One of my favorite questions to ask football fans is which do they like better, college football or the NFL? It’s a common debate and for good reason. Although the two share a lot in common, they also have several distinctions in their players, coaches, fans, traditions and rules. Keep reading to learn more about the differences between college football and the NFL.
The players are what make the game. It’s always about who is the best quarterback, the best wide receiver, the best this, the best that. But that’s what makes the sport so fun. There’s no denying that the NFL has the better players. They have the cream of the crop. But college football players have so much heart, and in my opinion, they’re more fun to watch.
There are the NFL playoffs. Plural. Then, there is the College Football Playoff. Singular. With college football, if you are a bad team, you don’t get a shot at the playoff. Not even close. On the contrary, in the NFL, you can be a 7-9 team and make the playoffs. The College Football Playoff is somewhat predictable and rather controversial, which is why many fans prefer the structure of the NFL playoffs. To each their own.

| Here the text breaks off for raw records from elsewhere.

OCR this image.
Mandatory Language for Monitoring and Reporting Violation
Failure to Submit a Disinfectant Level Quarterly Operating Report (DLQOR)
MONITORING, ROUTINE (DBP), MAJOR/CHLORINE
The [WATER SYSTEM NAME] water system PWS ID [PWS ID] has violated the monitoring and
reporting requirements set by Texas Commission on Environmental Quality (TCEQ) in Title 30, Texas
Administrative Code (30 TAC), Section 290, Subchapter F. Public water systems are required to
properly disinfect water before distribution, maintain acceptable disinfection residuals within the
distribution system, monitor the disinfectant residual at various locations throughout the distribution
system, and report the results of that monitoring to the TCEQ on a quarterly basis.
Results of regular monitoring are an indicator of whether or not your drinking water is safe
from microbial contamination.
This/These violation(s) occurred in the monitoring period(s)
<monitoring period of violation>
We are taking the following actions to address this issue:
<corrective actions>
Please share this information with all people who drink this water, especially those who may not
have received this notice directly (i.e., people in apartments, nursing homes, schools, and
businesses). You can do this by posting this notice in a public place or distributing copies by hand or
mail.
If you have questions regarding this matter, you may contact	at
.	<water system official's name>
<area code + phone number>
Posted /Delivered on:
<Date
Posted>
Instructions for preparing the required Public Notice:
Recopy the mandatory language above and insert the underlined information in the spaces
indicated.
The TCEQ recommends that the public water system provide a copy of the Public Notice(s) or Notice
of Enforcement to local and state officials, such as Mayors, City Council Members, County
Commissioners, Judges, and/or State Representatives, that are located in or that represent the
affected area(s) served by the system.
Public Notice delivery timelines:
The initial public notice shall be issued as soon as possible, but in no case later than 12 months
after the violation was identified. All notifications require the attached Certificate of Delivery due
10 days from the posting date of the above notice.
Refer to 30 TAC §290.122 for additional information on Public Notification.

Traditions are a big part of college football. It’s not that NFL teams don’t have traditions, but they aren’t as popular and don’t really have the history that college football traditions have. Fun fact: When you Google “football traditions” the entire first page is all about college teams.

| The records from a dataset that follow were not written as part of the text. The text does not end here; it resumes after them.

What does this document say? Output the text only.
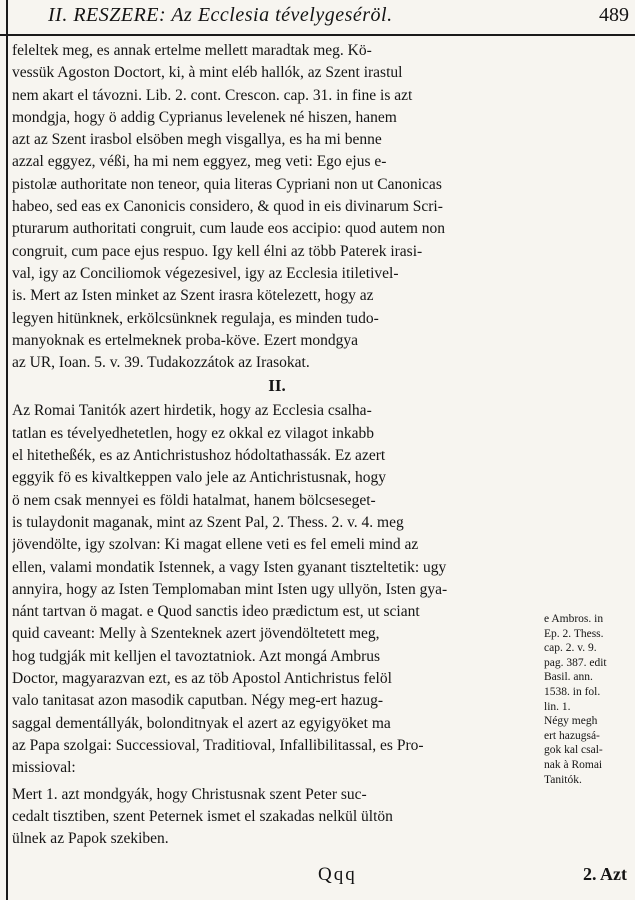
II. RESZERE: Az Ecclesia tévelygeséröl.	489
feleltek meg, es annak ertelme mellett maradtak meg. Kö-
vessük Agoston Doctort, ki, à mint eléb hallók, az Szent irastul
nem akart el távozni. Lib. 2. cont. Crescon. cap. 31. in fine is azt
mondgja, hogy ö addig Cyprianus levelenek né hiszen, hanem
azt az Szent irasbol elsöben megh visgallya, es ha mi benne
azzal eggyez, véßi, ha mi nem eggyez, meg veti: Ego ejus e-
pistolæ authoritate non teneor, quia literas Cypriani non ut Canonicas
habeo, sed eas ex Canonicis considero, & quod in eis divinarum Scri-
pturarum authoritati congruit, cum laude eos accipio: quod autem non
congruit, cum pace ejus respuo. Igy kell élni az több Paterek irasi-
val, igy az Conciliomok végezesivel, igy az Ecclesia itiletivel-
is. Mert az Isten minket az Szent irasra kötelezett, hogy az
legyen hitünknek, erkölcsünknek regulaja, es minden tudo-
manyoknak es ertelmeknek proba-köve. Ezert mondgya
az UR, Ioan. 5. v. 39. Tudakozzátok az Irasokat.
II.
Az Romai Tanitók azert hirdetik, hogy az Ecclesia csalha-
tatlan es tévelyedhetetlen, hogy ez okkal ez vilagot inkabb
el hitetheßék, es az Antichristushoz hódoltathassák. Ez azert
eggyik fö es kivaltkeppen valo jele az Antichristusnak, hogy
ö nem csak mennyei es földi hatalmat, hanem bölcseseget-
is tulaydonit maganak, mint az Szent Pal, 2. Thess. 2. v. 4. meg
jövendölte, igy szolvan: Ki magat ellene veti es fel emeli mind az
ellen, valami mondatik Istennek, a vagy Isten gyanant tiszteltetik: ugy
annyira, hogy az Isten Templomaban mint Isten ugy ullyön, Isten gya-
nánt tartvan ö magat. e Quod sanctis ideo prædictum est, ut sciant
quid caveant: Melly à Szenteknek azert jövendöltetett meg,
hog tudgják mit kelljen el tavoztatniok. Azt mongá Ambrus
Doctor, magyarazvan ezt, es az töb Apostol Antichristus felöl
valo tanitasat azon masodik caputban. Négy meg-ert hazug-
saggal dementállyák, bolonditnyak el azert az egyigyöket ma
az Papa szolgai: Successioval, Traditioval, Infallibilitassal, es Pro-
missioval:
Mert 1. azt mondgyák, hogy Christusnak szent Peter suc-
cedalt tisztiben, szent Peternek ismet el szakadas nelkül ültön
ülnek az Papok szekiben.
e Ambros. in
Ep. 2. Thess.
cap. 2. v. 9.
pag. 387. edit
Basil. ann.
1538. in fol.
lin. 1.
Négy megh
ert hazugsá-
gok kal csal-
nak à Romai
Tanitók.
Qqq	2. Azt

You might be familiar with your own NFL team’s traditions, but with college football, the traditions are well-known to almost all football fans. You’ve likely heard of War Eagle and Howard’s Rock or The Best Damn Band in the Land and Osceola the Seminole Indian Leader. These traditions have been passed down from generation to generation, so it only makes sense that they would be so popular.

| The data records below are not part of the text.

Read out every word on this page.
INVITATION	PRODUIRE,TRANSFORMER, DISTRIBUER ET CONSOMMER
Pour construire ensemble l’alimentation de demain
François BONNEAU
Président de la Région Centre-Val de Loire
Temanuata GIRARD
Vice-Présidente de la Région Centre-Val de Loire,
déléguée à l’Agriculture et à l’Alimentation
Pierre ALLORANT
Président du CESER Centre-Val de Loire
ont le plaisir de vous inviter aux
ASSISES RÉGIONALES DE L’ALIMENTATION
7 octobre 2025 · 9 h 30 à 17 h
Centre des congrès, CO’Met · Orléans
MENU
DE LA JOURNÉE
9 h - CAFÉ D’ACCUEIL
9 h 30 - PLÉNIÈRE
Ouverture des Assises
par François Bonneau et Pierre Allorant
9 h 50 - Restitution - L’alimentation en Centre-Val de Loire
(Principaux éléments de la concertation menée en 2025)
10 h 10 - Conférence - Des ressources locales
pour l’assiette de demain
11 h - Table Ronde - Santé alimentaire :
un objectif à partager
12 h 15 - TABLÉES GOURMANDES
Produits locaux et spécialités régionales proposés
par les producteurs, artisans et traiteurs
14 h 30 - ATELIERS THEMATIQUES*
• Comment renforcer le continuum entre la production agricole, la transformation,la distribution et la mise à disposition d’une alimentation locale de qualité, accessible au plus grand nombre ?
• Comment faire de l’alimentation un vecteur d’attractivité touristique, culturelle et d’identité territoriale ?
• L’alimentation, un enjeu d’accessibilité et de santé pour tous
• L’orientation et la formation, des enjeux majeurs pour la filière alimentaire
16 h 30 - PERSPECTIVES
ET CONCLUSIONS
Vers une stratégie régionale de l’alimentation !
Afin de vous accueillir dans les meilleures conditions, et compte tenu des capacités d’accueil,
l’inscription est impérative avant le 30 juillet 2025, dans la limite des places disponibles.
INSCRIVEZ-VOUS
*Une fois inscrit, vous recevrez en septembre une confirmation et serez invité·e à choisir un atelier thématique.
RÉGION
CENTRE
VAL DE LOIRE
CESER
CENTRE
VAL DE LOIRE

When it comes to attendance record, college football fans have the upper hand on NFL fans. College football games are more inclined to sell out than an NFL game mostly because of the students of the universities. There’s nothing quite like the student section at a college game; from the painted chests to the beer helmets, these fans have school spirit like you’ve never seen. We can’t sell NFL fans short though – they’re some of the most dedicated fans in sports.
It’s difficult to compare coaches in college to coaches in the NFL. They are similar yet completely different at the same time. There are a lot of things to take into account when comparing the two – they might be coaching the same sport, but each is an entirely separate world with unique challenges.
As far as talent goes, you will many times hear that NFL coaches are simply better. It’s true to an extent but it also heavily depends on how you define “better.” After all, the general consensus is NFL coaches make poor college football coaches and college football coaches make poor NFL coaches.
There are plenty of legendary college coaches (i.e. Bear Bryant) who have brought tremendous success for their teams. But then you have an NFL coach like Vince Lombardi who is the best football coach in the history of the game. I think it’s unfair to try to compare the two because there are too many things to take into account. They coach in entirely different worlds, each of which with its own challenges and perks.
The basics of the game are similar in the NFL and in college, but there are a few major rules that set the two apart. For example, receivers need only one foot in bounds for a completed pass in college football, but they need both feet in bounds in the NFL. Contact is necessary to be ruled down in the NFL but not in college. In the NFL, the clock doesn’t stop after a first down like it does in college football.
The list keeps going. All plays are subject to review in college but only scoring plays, turnovers and plays during the final two minutes are reviewable in the NFL. The defensive holding penalty in college football is 10 yards whereas it’s only 5 yards in the NFL. In college football, games cannot end in a tie – the teams must keep playing. However, NFL games can end in a tie. So many rules!
Overtime is handled differently for college football and the NFL. In college football, the team plays extra periods until there is a winner – each period consists of one possession for each team. The order is determined by coin toss and then the drive starts from the 25-yard line.
In the NFL, it’s sudden death. Play continues in 15-minute periods until a team scores (via safety, field goal or touchdown). Each team is guaranteed a possession or opportunity to possess unless the team that receives the opening kickoff scores a touchdown in its initial possession.